The world's biggest social media company said in its outlook that it faced "a significant amount of uncertainty."
It cited impending privacy changes by Apple and a possible reversal in the pandemic-prompted shift to online commerce.
"Considering that online commerce is our largest ad vertical, a change in this trend could serve as a headwind to our 2021 ad revenue growth," it said.
Shares of the social media giant were flat in extended trading on Wall Street last night.
Facebook's financial results and those of Google and Amazon demonstrate how resilient tech giants have been even as the pandemic devastated other parts of the economy.
The success has earned them extra scrutiny in Washington, where the companies face multiple competition investigations.
Facebook's total revenue, which primarily consists of ad sales, rose 22% to $21.47 billion from $17.65 billion in the third quarter ended September 30, beating analysts' estimates of a 12% rise, according to IBES data from Refinitiv.
A July ad boycott over Facebook's handling of hate speech, which saw some of its biggest individual spenders press pause, barely made a dent in its sales, which mostly come from small businesses.
Revenue growth at Facebook, the world's second-biggest seller of online ads after Google, has been cooling steadily as its business matures, although it came in at more than 20% during 2019.
But compared to expectations, the company has had a bumper year due to surging use of its platforms by users stuck at home amid virus-related lockdowns.
This cushioned online ad sales even as broader economic activity suffered.
Facebook continued to expand its user base, with monthly active users rising to 2.74 billion, compared with estimates of 2.70 billion according to the IBES data, although user numbers declined in North America compared to the second quarter.
The company projected that trend would continue for the rest of the year, with user numbers either flat or slightly down in the fourth quarter compared to the third quarter.

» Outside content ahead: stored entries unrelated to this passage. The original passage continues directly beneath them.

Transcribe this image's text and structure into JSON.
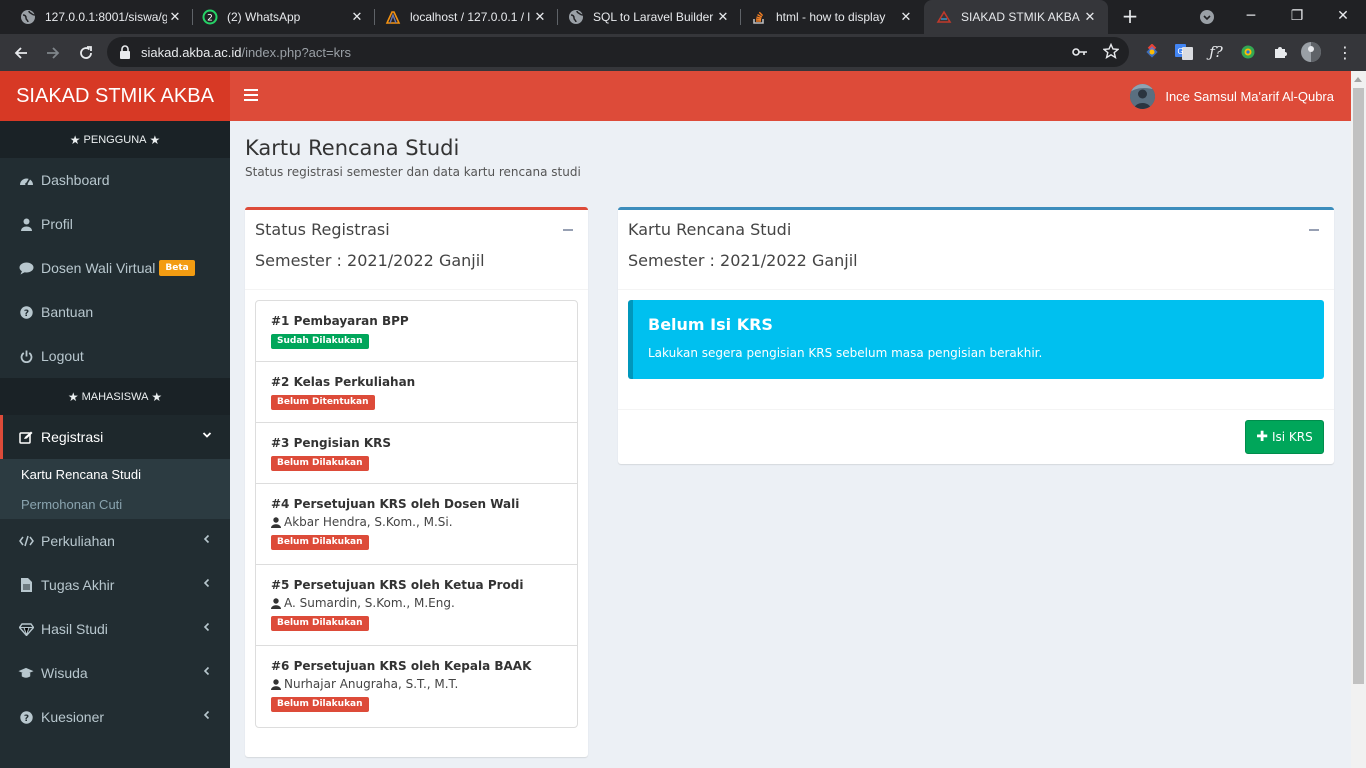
{
  "browser": {
    "tabs": [
      {
        "title": "127.0.0.1:8001/siswa/g",
        "icon": "globe-icon"
      },
      {
        "title": "(2) WhatsApp",
        "icon": "whatsapp-icon",
        "badge": "2"
      },
      {
        "title": "localhost / 127.0.0.1 / l",
        "icon": "phpmyadmin-icon"
      },
      {
        "title": "SQL to Laravel Builder",
        "icon": "globe-icon"
      },
      {
        "title": "html - how to display",
        "icon": "stackoverflow-icon"
      },
      {
        "title": "SIAKAD STMIK AKBA :",
        "icon": "siakad-icon",
        "active": true
      }
    ],
    "url_host": "siakad.akba.ac.id",
    "url_path": "/index.php?act=krs",
    "accent": "#35363a"
  },
  "app": {
    "logo": "SIAKAD STMIK AKBA",
    "user_name": "Ince Samsul Ma'arif Al-Qubra",
    "brand_color": "#dd4b39"
  },
  "sidebar": {
    "header_pengguna": "PENGGUNA",
    "header_mahasiswa": "MAHASISWA",
    "pengguna_items": [
      {
        "label": "Dashboard",
        "icon": "dashboard-icon"
      },
      {
        "label": "Profil",
        "icon": "user-icon"
      },
      {
        "label": "Dosen Wali Virtual",
        "icon": "comment-icon",
        "badge": "Beta"
      },
      {
        "label": "Bantuan",
        "icon": "question-icon"
      },
      {
        "label": "Logout",
        "icon": "power-icon"
      }
    ],
    "registrasi": {
      "label": "Registrasi",
      "icon": "edit-icon"
    },
    "registrasi_sub": [
      {
        "label": "Kartu Rencana Studi",
        "current": true
      },
      {
        "label": "Permohonan Cuti",
        "current": false
      }
    ],
    "more_items": [
      {
        "label": "Perkuliahan",
        "icon": "code-icon"
      },
      {
        "label": "Tugas Akhir",
        "icon": "file-icon"
      },
      {
        "label": "Hasil Studi",
        "icon": "diamond-icon"
      },
      {
        "label": "Wisuda",
        "icon": "graduation-cap-icon"
      },
      {
        "label": "Kuesioner",
        "icon": "question-icon"
      }
    ]
  },
  "page": {
    "title": "Kartu Rencana Studi",
    "subtitle": "Status registrasi semester dan data kartu rencana studi"
  },
  "status_box": {
    "title": "Status Registrasi",
    "semester": "Semester : 2021/2022 Ganjil",
    "steps": [
      {
        "title": "#1 Pembayaran BPP",
        "status": "Sudah Dilakukan",
        "status_color": "#00a65a"
      },
      {
        "title": "#2 Kelas Perkuliahan",
        "status": "Belum Ditentukan",
        "status_color": "#dd4b39"
      },
      {
        "title": "#3 Pengisian KRS",
        "status": "Belum Dilakukan",
        "status_color": "#dd4b39"
      },
      {
        "title": "#4 Persetujuan KRS oleh Dosen Wali",
        "person": "Akbar Hendra, S.Kom., M.Si.",
        "status": "Belum Dilakukan",
        "status_color": "#dd4b39"
      },
      {
        "title": "#5 Persetujuan KRS oleh Ketua Prodi",
        "person": "A. Sumardin, S.Kom., M.Eng.",
        "status": "Belum Dilakukan",
        "status_color": "#dd4b39"
      },
      {
        "title": "#6 Persetujuan KRS oleh Kepala BAAK",
        "person": "Nurhajar Anugraha, S.T., M.T.",
        "status": "Belum Dilakukan",
        "status_color": "#dd4b39"
      }
    ]
  },
  "krs_box": {
    "title": "Kartu Rencana Studi",
    "semester": "Semester : 2021/2022 Ganjil",
    "callout_title": "Belum Isi KRS",
    "callout_text": "Lakukan segera pengisian KRS sebelum masa pengisian berakhir.",
    "callout_color": "#00c0ef",
    "button_label": "Isi KRS"
  }
}
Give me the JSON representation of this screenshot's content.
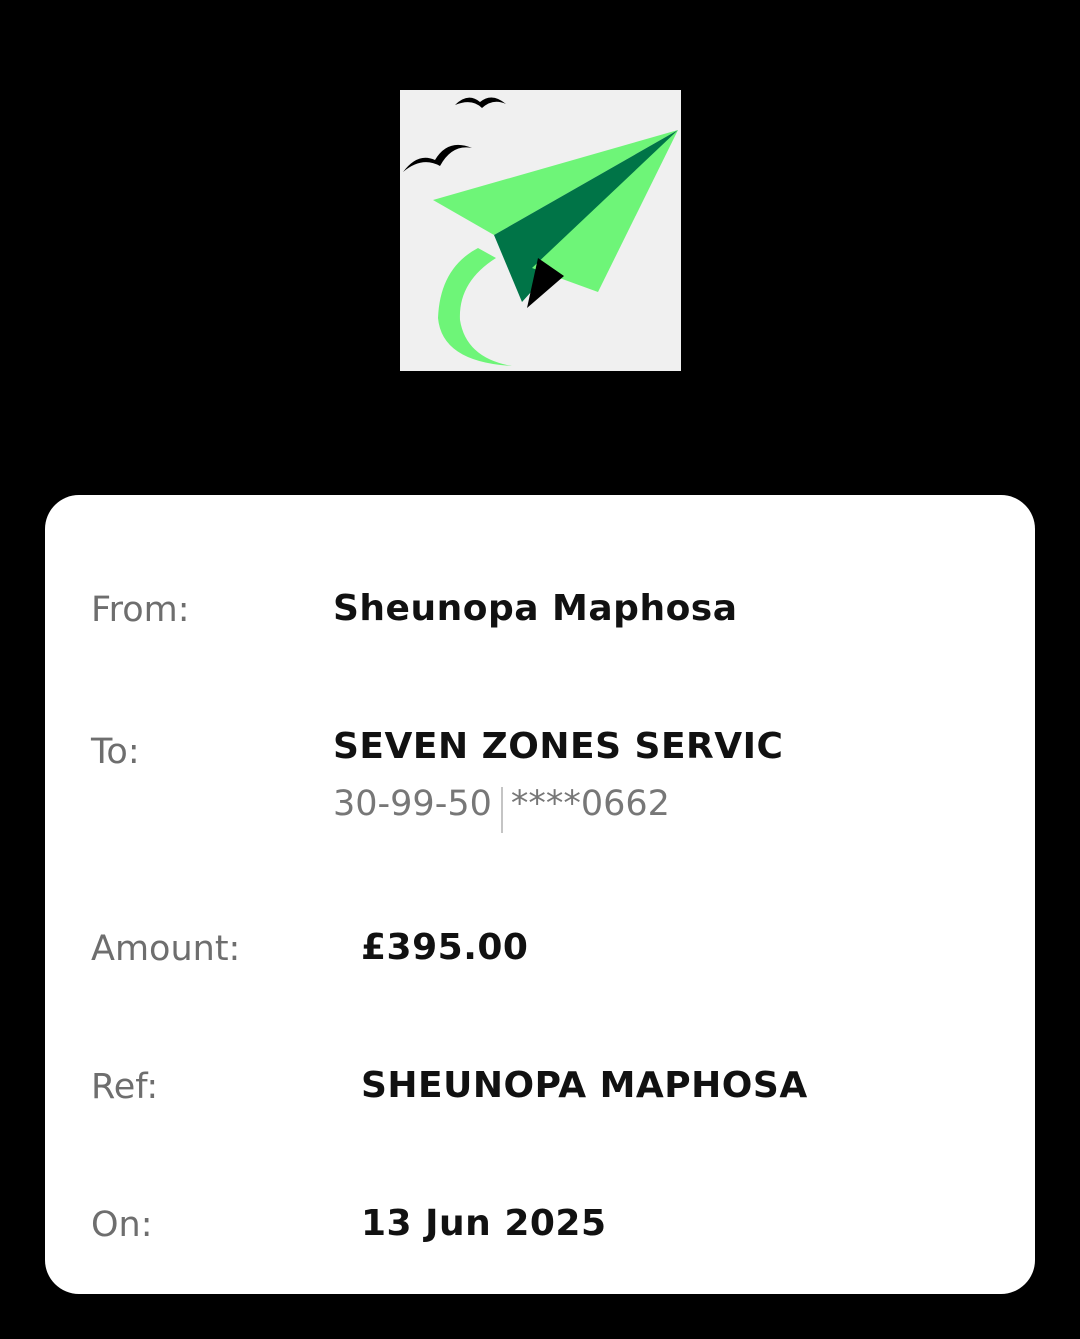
{
  "colors": {
    "background": "#000000",
    "card": "#ffffff",
    "label": "#6e6e6e",
    "value": "#111111",
    "brand_light_green": "#6ef578",
    "brand_dark_green": "#007447"
  },
  "logo": {
    "icon": "paper-plane-logo"
  },
  "transfer": {
    "from": {
      "label": "From:",
      "value": "Sheunopa Maphosa"
    },
    "to": {
      "label": "To:",
      "value": "SEVEN ZONES SERVIC",
      "sort_code": "30-99-50",
      "account": "****0662"
    },
    "amount": {
      "label": "Amount:",
      "value": "£395.00"
    },
    "ref": {
      "label": "Ref:",
      "value": "SHEUNOPA MAPHOSA"
    },
    "on": {
      "label": "On:",
      "value": "13 Jun 2025"
    }
  }
}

Total expenses increased 28% to $13.43 billion, with costs continuing to grow as Facebook tries to build out its non-ad businesses and quell criticism that its handling of user privacy and abusive content is lax.

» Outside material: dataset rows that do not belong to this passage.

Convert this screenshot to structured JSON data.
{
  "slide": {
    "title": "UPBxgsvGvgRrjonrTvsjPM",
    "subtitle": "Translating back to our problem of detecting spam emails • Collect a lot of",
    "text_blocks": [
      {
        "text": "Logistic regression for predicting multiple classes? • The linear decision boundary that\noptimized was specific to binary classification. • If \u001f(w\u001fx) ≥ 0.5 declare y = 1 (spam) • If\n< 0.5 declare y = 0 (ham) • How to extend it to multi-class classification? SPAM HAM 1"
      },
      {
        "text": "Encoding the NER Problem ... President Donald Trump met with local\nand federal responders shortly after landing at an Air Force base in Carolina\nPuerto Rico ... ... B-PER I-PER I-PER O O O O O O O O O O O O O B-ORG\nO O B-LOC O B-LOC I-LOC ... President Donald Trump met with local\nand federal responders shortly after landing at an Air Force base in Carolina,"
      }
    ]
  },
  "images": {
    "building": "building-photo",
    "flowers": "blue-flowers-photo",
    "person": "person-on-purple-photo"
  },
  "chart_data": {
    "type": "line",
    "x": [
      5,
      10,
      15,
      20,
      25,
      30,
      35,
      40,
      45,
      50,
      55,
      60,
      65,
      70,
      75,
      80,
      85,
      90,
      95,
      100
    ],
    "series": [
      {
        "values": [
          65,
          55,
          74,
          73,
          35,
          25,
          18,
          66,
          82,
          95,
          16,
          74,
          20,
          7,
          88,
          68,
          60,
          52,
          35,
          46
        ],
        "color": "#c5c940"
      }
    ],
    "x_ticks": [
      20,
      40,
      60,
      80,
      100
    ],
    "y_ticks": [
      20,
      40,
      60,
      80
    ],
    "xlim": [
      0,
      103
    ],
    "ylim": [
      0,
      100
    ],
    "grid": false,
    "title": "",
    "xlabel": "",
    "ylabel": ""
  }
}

Facebook CFO Dave Wehner said on an earnings conference call that expenses would rise due to the costs of returning work-from-home staff to offices as well as increased headcount, product investments and higher legal expenses.

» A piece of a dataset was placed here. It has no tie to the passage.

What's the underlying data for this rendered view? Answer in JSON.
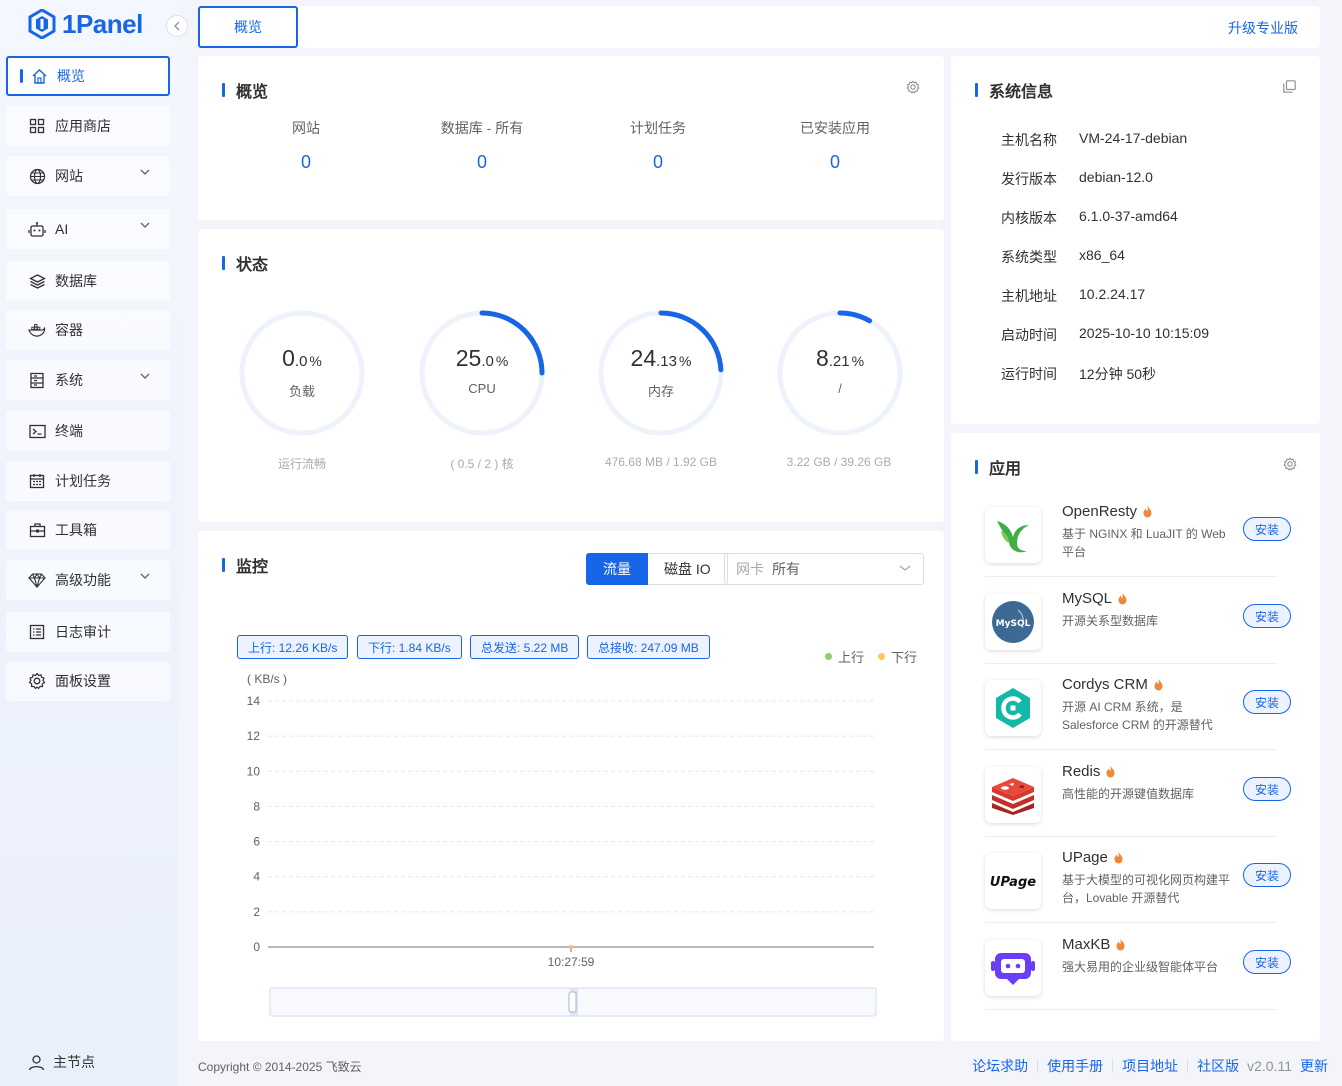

He said the company was expecting a margin decline as a result, although he did not give specific revenue guidance.
The company has been under especially strong pressure ahead of next week's US presidential election and is aiming to avoid a repeat of 2016, when Russia used its platforms to spread election-related misinformation.
Facebook said its net income came in at $7.85 billion, or $2.71 per share, compared with $6.09 billion, or $2.12 per share, a year earlier.
Analysts had expected a profit of $1.90 per share, according to IBES data from Refinitiv.